Oil minister says Iraq has the capacity to increase oil production following removal of Iran sanctions waivers but remains committed to OPEC output cuts.
Baghdad – Iraq is on track to produce nearly six million barrels of crude daily by 2030, the International Energy Agency said Thursday, which would make it the world’s third biggest oil supplier.
The IEA’s wide-ranging report found that Iraq’s production in the next decade could increase by an impressive 1.3 million barrels per day to a total of 5.9 million bpd.
“Iraq is and will remain one of the key pillars of the oil market in the years to come,” IEA head Fatih Birol told reporters on Thursday.
The optimism stemmed from Iraq’s 50 percent increase in oil production since 2012, Birol said, despite several years of low prices and the devastating rampage of the Islamic State group across a third of the country.
“It shows the resilience of the Iraqi oil industry,” said the IEA’s executive director.
The agency acknowledged a range of potential roadblocks to its outlook, including global market conditions, foreign investment in Iraq, political stability and a steady supply of the water needed to actually produce oil.
Iraq is currently the fifth-largest oil producer worldwide, and the second-largest from among the Organization of the Petroleum Exporting Countries (OPEC).
Iraq has the capacity to produce 4.6 million bpd, but last month exported just under 3.4 million bpd after agreeing to trim its oil production alongside others so prices would go up.
Prices have indeed enjoyed a strong recovery, jumping even further Thursday to a nearly six-month high of $75.60.
It came amid supply concerns after the United States on Monday decided not to renew exemptions from sanctions against Iran granted last year to eight countries importing Iranian crude oil, taking a tougher line than expected and triggering a rally in oil prices on fears of oil supply shortages.
Iraqi oil minister Thamer al-Ghadban said on Thursday his country had the capacity to increase its oil production to 6 million barrels per day (bpd) if needed, but it was committed to OPEC-led output cuts and would not take unilateral action to boost supply.
He said Iraq could boost its production to meet the shortfall but would do so only in coordination with fellow OPEC members.
“Iraq does not take unilateral decisions,” said Ghadban.
“We have a huge capacity to increase, but knowing that, it is important to keep the market stable and remove the surplus of oil in the market,” he told reporters.
Ghadhban also said there were no acute oil shortages for the time being, but Iraq would continue to monitor the market to assess any need for additional barrels at the next OPEC meeting, due in June.
“We have plenty of time to assess the markets’ reaction,” Ghadhban said at a joint news conference in Baghdad with IEA head Birol.
The Organization of the Petroleum Exporting Countries, Russia and other producers, an alliance known as OPEC+, agreed to cut output by 1.2 million bpd. They will meet on June 25-26 to decide whether to extend the pact.

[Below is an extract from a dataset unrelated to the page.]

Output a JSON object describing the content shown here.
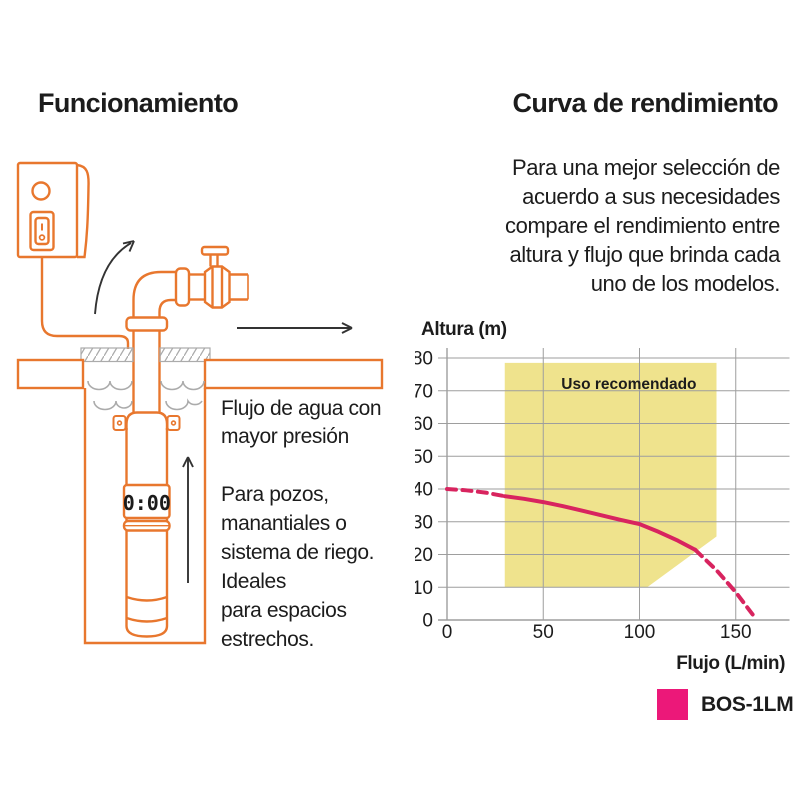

Ghadhban said a panel of energy ministers from major oil producers that includes Iraq, known as the JMMC, will meet on May 19 in the Saudi city of Jeddah to assess the “oil market reactions” and make recommendations before the June meeting.
Asked about the effect of US sanctions on markets, Ghadhban said there was “no need for fear and panic”.
The minister also said his country sought fair oil prices for producers, adding that he believed prices had improved.
Baghdad would meet soon with authorities from the Kurdistan Regional Government to discuss issues relating to oil exports from the semi-autonomous region, as well as the budget agreement, Ghadhban said.
“We want them (the Kurdish authorities) to hand over oil exports to SOMO (Iraq’s State Organization for Marketing of Oil)”.
Studies were being carried out to increase production capacity from the Kirkuk oilfields by 50 percent, he added.
“Production from Kirkuk oilfields is at around 400,000 barrel per day now,” said Ghadhban.
Ghadhban said Iraq would install a monitoring system on fuel trucks to check movements and prevent smuggling. The system will allow authorities to track fuel trucks around the clock, he said.